New pension rules proposed by George Osborne could allow workers approaching retirement to drastically reduce their National Insurance and income tax bills.
Many employers already use a process known as 'salary sacrifice' to pay pension contributions directly to employees rather than deduct it from their salaries. This allows both the employer and employee to reduce National Insurance bills.
In the coming year, workers approaching retirement could be in line to invest much larger amounts via salary sacrifice, knowing they can access all of the money when they choose to take their pension.
On top of the National Insurance savings for employers and employees, there are also significant income tax savings to be made. Up to 25% of a pension pot can be taken as a tax free lump sum. From next year, the rest can be taken at a marginal rate of tax.

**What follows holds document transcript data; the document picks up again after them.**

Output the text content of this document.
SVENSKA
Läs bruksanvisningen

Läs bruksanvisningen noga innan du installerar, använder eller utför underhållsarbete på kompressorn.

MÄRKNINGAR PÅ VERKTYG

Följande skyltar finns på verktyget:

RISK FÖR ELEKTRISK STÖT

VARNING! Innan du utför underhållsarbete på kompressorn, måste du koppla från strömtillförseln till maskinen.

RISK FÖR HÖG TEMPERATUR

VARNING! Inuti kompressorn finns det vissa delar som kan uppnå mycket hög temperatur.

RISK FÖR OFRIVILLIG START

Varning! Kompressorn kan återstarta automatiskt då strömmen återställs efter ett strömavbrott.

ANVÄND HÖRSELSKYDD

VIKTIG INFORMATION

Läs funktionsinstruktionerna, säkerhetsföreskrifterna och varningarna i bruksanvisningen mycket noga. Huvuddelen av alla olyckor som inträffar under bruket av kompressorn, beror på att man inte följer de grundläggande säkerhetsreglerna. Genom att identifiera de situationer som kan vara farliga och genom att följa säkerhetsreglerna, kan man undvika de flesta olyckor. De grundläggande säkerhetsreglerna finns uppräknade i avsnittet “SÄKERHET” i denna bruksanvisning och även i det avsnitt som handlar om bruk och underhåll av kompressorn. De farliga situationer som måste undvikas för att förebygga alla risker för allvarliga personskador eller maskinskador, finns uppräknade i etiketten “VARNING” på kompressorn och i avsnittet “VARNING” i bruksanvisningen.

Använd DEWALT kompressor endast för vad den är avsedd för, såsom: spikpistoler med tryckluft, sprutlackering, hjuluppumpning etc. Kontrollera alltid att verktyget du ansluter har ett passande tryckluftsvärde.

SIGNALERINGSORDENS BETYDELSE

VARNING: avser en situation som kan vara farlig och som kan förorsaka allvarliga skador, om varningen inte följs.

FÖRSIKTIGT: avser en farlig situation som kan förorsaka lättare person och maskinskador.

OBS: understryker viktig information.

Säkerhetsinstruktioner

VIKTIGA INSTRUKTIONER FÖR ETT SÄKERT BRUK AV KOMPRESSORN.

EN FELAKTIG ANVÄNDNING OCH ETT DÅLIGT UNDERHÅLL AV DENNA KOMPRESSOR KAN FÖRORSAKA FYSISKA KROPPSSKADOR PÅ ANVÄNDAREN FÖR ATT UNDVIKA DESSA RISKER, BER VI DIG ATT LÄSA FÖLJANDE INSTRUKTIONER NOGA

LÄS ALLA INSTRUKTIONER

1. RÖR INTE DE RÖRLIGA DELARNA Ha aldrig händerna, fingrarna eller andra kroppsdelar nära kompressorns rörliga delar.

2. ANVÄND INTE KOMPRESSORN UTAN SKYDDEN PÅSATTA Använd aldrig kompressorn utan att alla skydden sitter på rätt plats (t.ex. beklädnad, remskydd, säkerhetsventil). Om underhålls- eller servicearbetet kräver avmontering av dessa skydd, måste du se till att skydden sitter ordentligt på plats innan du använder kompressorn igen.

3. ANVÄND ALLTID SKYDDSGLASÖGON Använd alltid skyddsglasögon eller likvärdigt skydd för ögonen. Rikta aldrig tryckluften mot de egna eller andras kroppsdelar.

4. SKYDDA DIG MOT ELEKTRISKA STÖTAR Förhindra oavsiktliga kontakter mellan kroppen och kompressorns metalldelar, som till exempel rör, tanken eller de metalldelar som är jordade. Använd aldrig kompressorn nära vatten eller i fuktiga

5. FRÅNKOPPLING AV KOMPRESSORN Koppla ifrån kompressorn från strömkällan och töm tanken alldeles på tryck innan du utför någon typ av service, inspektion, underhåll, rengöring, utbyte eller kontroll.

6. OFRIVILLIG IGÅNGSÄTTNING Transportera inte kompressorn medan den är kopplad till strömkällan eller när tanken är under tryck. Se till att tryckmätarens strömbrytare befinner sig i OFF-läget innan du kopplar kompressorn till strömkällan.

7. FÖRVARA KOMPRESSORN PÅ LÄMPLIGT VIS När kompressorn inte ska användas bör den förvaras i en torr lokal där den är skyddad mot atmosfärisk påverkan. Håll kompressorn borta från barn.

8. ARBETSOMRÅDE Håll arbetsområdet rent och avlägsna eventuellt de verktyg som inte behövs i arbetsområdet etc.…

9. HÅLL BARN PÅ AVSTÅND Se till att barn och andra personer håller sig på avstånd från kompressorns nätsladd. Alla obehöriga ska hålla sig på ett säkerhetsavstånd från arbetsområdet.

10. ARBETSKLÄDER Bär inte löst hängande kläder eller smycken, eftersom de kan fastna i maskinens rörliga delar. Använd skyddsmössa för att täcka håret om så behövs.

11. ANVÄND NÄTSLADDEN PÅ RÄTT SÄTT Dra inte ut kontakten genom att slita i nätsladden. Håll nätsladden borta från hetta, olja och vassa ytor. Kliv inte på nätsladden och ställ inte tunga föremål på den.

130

Stephen Berry, personal finance specialist at NFU Mutual, explained: "Pension contributions are a very tax-efficient way to pay someone, so long as the sums involved are within the annual and lifetime limits. The only problem, up until now, has been the strict rules on how and when you can access money in your pension pot.

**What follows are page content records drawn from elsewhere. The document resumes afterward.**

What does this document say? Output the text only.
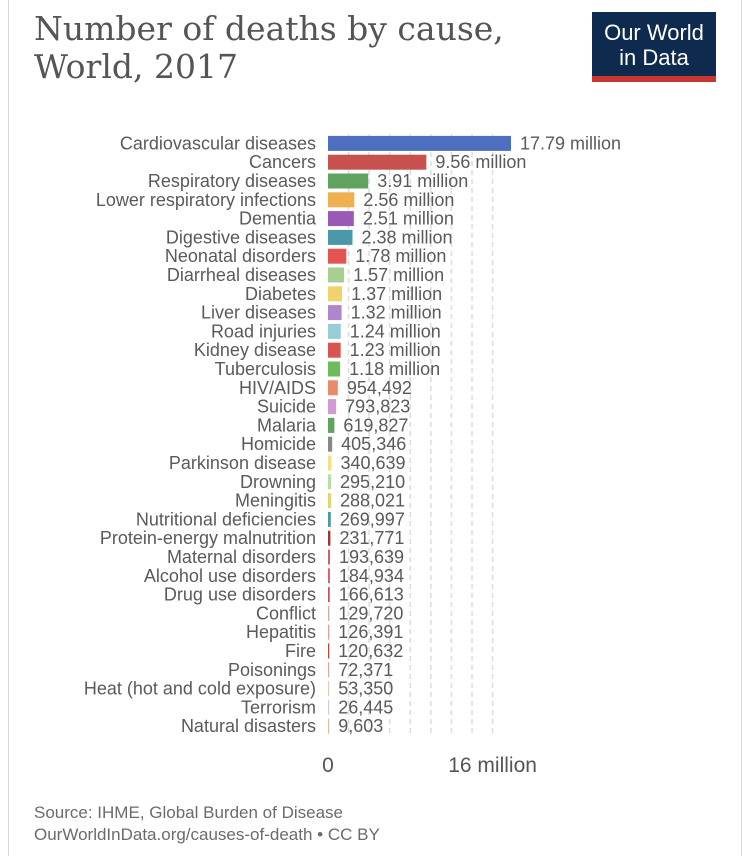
Number of deaths by cause,
World, 2017
Our World
in Data
Cardiovascular diseases	17.79 million
Cancers	9.56 million
Respiratory diseases	3.91 million
Lower respiratory infections	2.56 million
Dementia	2.51 million
Digestive diseases	2.38 million
Neonatal disorders 1.78 million
Diarrheal diseases 1.57 million
Diabetes 1.37 million
Liver diseases 1.32 million
Road injuries 1.24 million
Kidney disease 1.23 million
Tuberculosis 1.18 million
HIV/AIDS 954,492
Suicide 793,823
Malaria 619,827
Homicide 405,346
Parkinson disease 340,639
Drowning 295,210
Meningitis 288,021
Nutritional deficiencies 269,997
Protein-energy malnutrition 231,771
Maternal disorders 193,639
Alcohol use disorders 184,934
Drug use disorders 166,613
Conflict 129,720
Hepatitis 126,391
Fire 120,632
Poisonings 72,371
Heat (hot and cold exposure) 53,350
Terrorism 26,445
Natural disasters 9,603
0	16 million
Source: IHME, Global Burden of Disease
OurWorldInData.org/causes-of-death • CC BY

"On the face of it, there will soon be an opportunity for people at or approaching the minimum pension age to increase their pension contributions and, in a few months or years, enjoy more of their hard-earned income.

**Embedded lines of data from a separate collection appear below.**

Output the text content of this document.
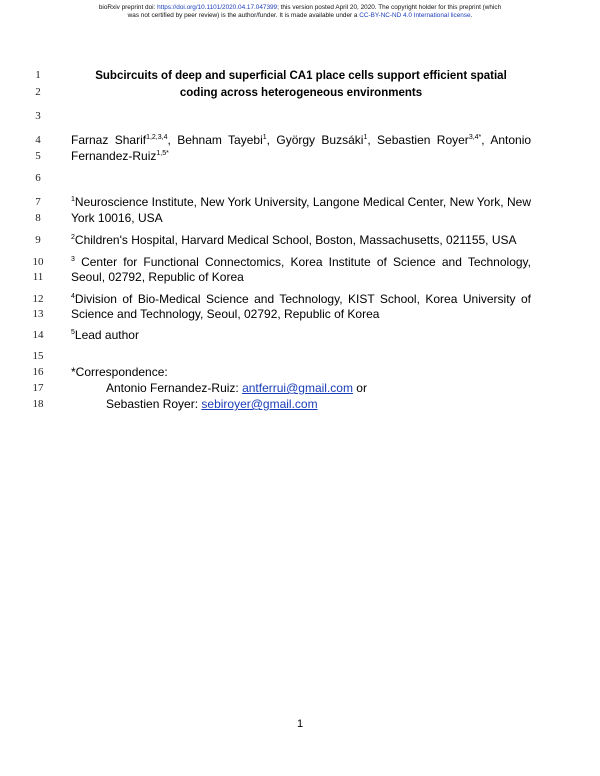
bioRxiv preprint doi: https://doi.org/10.1101/2020.04.17.047399; this version posted April 20, 2020. The copyright holder for this preprint (which
was not certified by peer review) is the author/funder. It is made available under a CC-BY-NC-ND 4.0 International license.
1
2
3
4
5
6
7
8
9
10
11
12
13
14
15
16
17
18
Subcircuits of deep and superficial CA1 place cells support efficient spatial
coding across heterogeneous environments
Farnaz Sharif$^{1,2,3,4}$, Behnam Tayebi$^1$, György Buzsáki$^1$, Sebastien Royer$^{3,4*}$, Antonio
Fernandez-Ruiz$^{1,5*}$
$^1$Neuroscience Institute, New York University, Langone Medical Center, New York, New
York 10016, USA
$^2$Children's Hospital, Harvard Medical School, Boston, Massachusetts, 021155, USA
$^3$ Center for Functional Connectomics, Korea Institute of Science and Technology,
Seoul, 02792, Republic of Korea
$^4$Division of Bio-Medical Science and Technology, KIST School, Korea University of
Science and Technology, Seoul, 02792, Republic of Korea
$^5$Lead author
*Correspondence:
Antonio Fernandez-Ruiz: antferrui@gmail.com or
Sebastien Royer: sebiroyer@gmail.com
1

"People approaching retirement may be ideally-placed to afford this commitment as many may have lower living costs, owning their homes outright and with children who are financially independent.
"For the generation at or approaching retirement age, there are some significant financial benefits to be had. Employers could reduce their National Insurance bills as well.
"It's likely that we'll see a lot more detail from the Treasury over coming weeks and months. This may mean only those in their final year of employment can make these savings rather than allowing people to repeat this process throughout their later working lives."